O impacto dessa redução na prevalência do tabagismo já foi observado na saúde, resultando em importantes declínios nas tendências de mortalidade das doenças relacionadas ao tabaco. Entre os anos de 1990 e 2015, a queda da mortalidade por Doença Pulmonar Obstrutiva Crônica (DPOC) foi de cerca de um terço (31%) no Brasil. Para os vários tipos de câncer relacionados ao tabaco, a queda foi menos significativa. Em relação às mulheres, o câncer de pulmão, traqueia e brônquios mostrou uma tendência contínua de aumento nos últimos 25 anos, provavelmente, reflexo do aumento do tabagismo neste público em décadas anteriores (JOSÉ et al., 2017). Embora atualmente as prevalências de tabagismo em mulheres, sigam a mesma tendência de redução observada nos homens (MALTA et al., 2015b), este fenômeno

ainda é bem recente, não costumava aparecer em estudos mais antigos (MALTA et al., 2013), e, possivelmente, o efeito dessa redução incipiente só poderá ser observado em coortes futuras.

Além disso, a menor queda da mortalidade por câncer de lábio e de cavidade oral e outros tipos de câncer de faringe pode estar relacionada à influência de outros fatores de risco para esses cânceres, principalmente, o uso de álcool (JOSÉ et al., 2017).

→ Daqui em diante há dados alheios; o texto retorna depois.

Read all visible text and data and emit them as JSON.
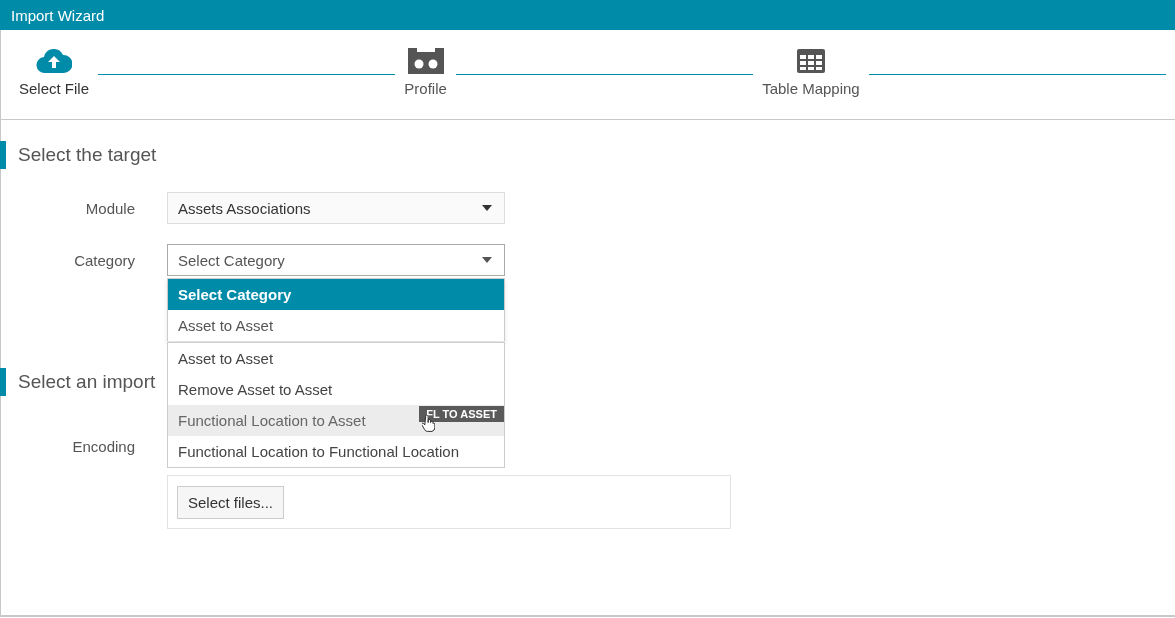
{
  "window": {
    "title": "Import Wizard"
  },
  "steps": [
    {
      "label": "Select File",
      "active": true
    },
    {
      "label": "Profile",
      "active": false
    },
    {
      "label": "Table Mapping",
      "active": false
    }
  ],
  "sections": [
    {
      "title": "Select the target"
    },
    {
      "title": "Select an import"
    }
  ],
  "module": {
    "label": "Module",
    "value": "Assets Associations"
  },
  "category": {
    "label": "Category",
    "value": "Select Category"
  },
  "category_list": [
    {
      "label": "Select Category",
      "selected": true
    },
    {
      "label": "Asset to Asset",
      "selected": false
    }
  ],
  "category_list_2": [
    {
      "label": "Asset to Asset",
      "hovered": false
    },
    {
      "label": "Remove Asset to Asset",
      "hovered": false
    },
    {
      "label": "Functional Location to Asset",
      "hovered": true,
      "badge": "FL TO ASSET"
    },
    {
      "label": "Functional Location to Functional Location",
      "hovered": false
    }
  ],
  "encoding": {
    "label": "Encoding"
  },
  "files_button": "Select files..."
}
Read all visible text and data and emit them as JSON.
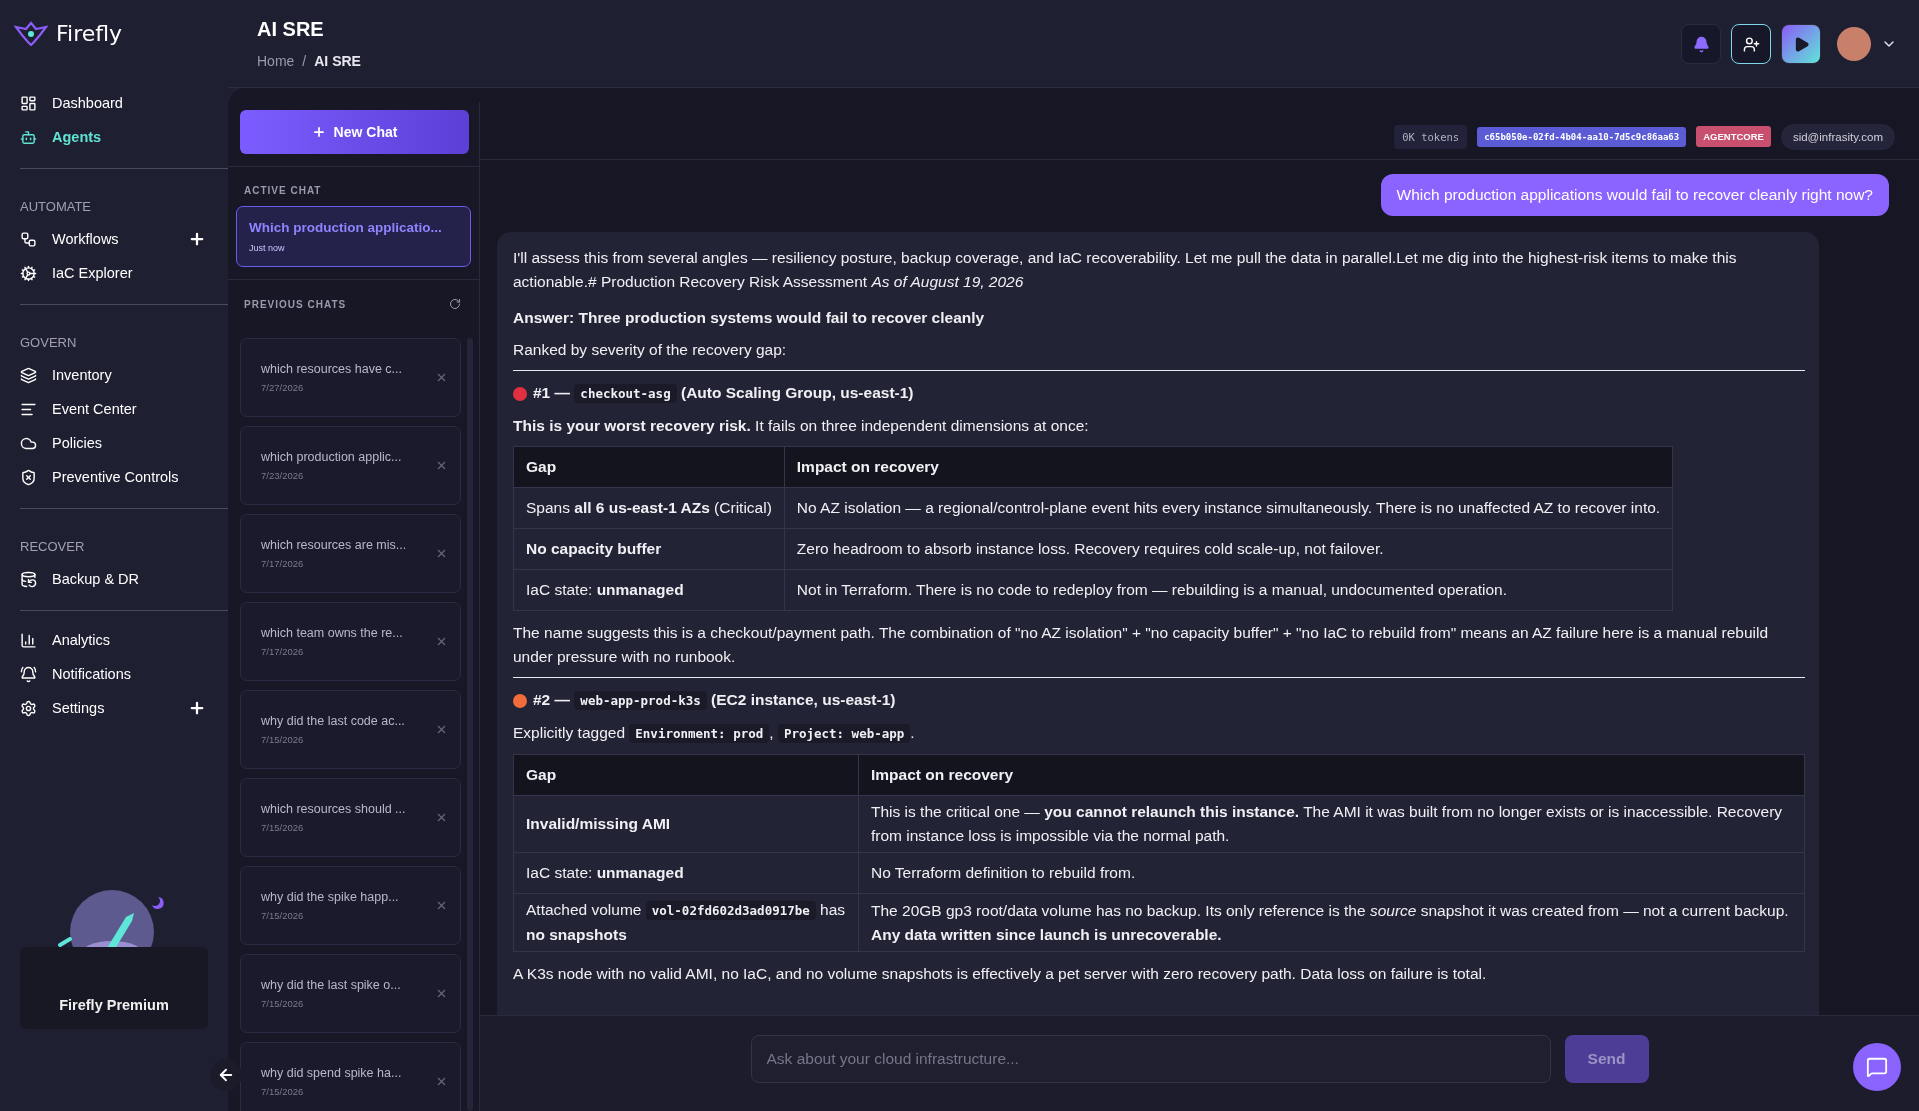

Em resumo, o Brasil apresenta uma política pioneira e bem-sucedida no controle e na regulação do tabagismo, cujos resultados já são apontados na redução das prevalências do consumo de tabaco, bem como nas quedas das taxas de mortalidade por doenças relacionadas ao tabagismo. Contudo, ainda há grandes desafios para que a meta de redução do tabagismo seja alcançada em 2022, havendo ainda a necessidade de se investir em ações voltadas a grupos populacionais específicos, como as mulheres e os jovens, assim como aqueles socialmente desfavorecidos, geralmente mais expostos ao uso do tabaco.